Bash lessons learned with AoC 2021

I completed all the exercises of the Advent of Code 2021 in bash! (see my previous post)

You can find my solutions with comments in my GitHub repository at

I must say I "cheated" a bit. My solution for the Day 24 was too slow in bash, and as I was a bit out of steam, I did not try to find a smart algorithm. I just noticed that I solved it by building a bash arithmetic expression (of 1 million characters...) that I then evaluated in bash, and since its syntax was exactly the one for C... I just made the bash script compile the bash expression in C and execute it, using the C compiler as a bash arithmetic just-in-time compiler :-)
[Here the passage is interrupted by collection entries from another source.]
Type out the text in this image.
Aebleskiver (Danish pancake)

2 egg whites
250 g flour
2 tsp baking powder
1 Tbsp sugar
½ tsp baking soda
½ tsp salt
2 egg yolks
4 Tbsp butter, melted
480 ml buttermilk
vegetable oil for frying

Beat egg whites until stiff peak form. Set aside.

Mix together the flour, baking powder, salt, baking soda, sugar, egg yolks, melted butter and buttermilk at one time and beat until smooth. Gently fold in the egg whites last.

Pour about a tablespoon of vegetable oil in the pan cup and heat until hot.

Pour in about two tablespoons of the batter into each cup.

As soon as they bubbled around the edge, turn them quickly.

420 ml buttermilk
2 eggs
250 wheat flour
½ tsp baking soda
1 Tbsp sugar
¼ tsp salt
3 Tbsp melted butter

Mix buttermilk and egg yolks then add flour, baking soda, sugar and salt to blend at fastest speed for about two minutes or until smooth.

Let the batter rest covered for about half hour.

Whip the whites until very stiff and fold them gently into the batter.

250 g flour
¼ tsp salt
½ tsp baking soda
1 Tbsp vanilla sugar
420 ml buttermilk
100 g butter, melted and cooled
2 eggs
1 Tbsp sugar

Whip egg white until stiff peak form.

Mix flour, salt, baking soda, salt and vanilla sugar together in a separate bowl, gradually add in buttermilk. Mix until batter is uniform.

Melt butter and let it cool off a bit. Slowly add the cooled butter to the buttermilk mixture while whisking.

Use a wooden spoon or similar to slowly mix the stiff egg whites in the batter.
I just discovered AoC this year, and I am impressed. Challenging, fun, and a great way to progress. I am going to do the previous years, too, but in "real" languages this time. At least ones with data structures... I will start wig Go.

What I learned:

  • Coding in bash is not so bad, even if it can border on insanity at times :-).
  • Modern bash features are often overlooked but very useful.
  • Passing shellcheck should be a mandatory goal for each bash programmer. I resented it at first since I thought it was adding unecessary syntaxic sugar to my code until I realized that it was a symptom that my coding style was the problem.
  • Use [[...]] for strings and ((...)) for integers other any of the legacy constructs like [...], test, etc... The code is then much cleaner and safer (and a tad faster), as you do not have to quote as much. E.g: [[ -z foo ]] instead of [ -z "$foo" ], or even ((i=j)) instead of i="$j"
    • but, this makes traditional debugging with set -x less useful as the values of variables are not displayed anymore. E.g if j is 2, the tracing of i="$j" shows i=2 whereas the tracing of ((i=j)) only shows ((i=j)). This could be where a bash debugger would be useful, but I know only one, bashdb, and it does not seem updated anymore, and I could not find a version working with bash 5.1. The trap DEBUG trick can be useful, though.
    • So, I tend to write now i=$((j+k)) while developing code, and maybe later for production switch to the a bit more efficient ((i = j+k))
  • I avoided arrays in bash because I found out they were abysmally slow when first introduced, to the point that managing data in files with grep, sed, ... was actually faster than using arrays. But not anymore! Bash arrays should now be used as much as possible.
  • A lot of bash functions can "map" on arrays. For instance ${tab[@]//x/y} will string-replace x by y in all the elements of the array tab, and is super fast.
  • Use arrays rather than the classic way to represent lists in bash by space-separated (or tab-separated) substrings in a string.
  • Bash can have typed variables: integer ones via declare -i or local -i, and using them makes your code safer.
  • Bash functions can be passed variables by name, useful for efficiency to avoid copying big arrays or strings, and to provide multiple return values by modifying passed variables. But it cannot recurse as it is not a passing by reference, but by name.
  • Working with arrays makes using $(...) impractical, as commands are executed in a subshell and cannot access arrays anymore to update them in the parent shell. So I tend to pass the return value(s) into global variables of the same name of a function. E.g. instead of x=$(foo), I write foo; x="$foo". Or pass variables by name to set them if I want to return multiple results.
  • To parse a space-separated string, the fastest is using set to map the elements in the positional parameters $1, $2, ... then the ${string#* } and ${string% *} operators are the fastest, closely followed by a read, the full [[ $string =~ ([-[:digit:]]+)[[:space:]]... ]] being 3 times slower. And if possible, using indexes is even faster: ${string:i:j}.
  • Use the faster $(< filename) instead of $(cat filename).
  • To copy an associative array A1 to A2 in bash 4.4+, do: A1_def=$(declare -p A1) && declare -A A2="${A1_def#*=}"
  • To access more than 9 parameters in a function: use braces: $10 wont work, but ${10} does.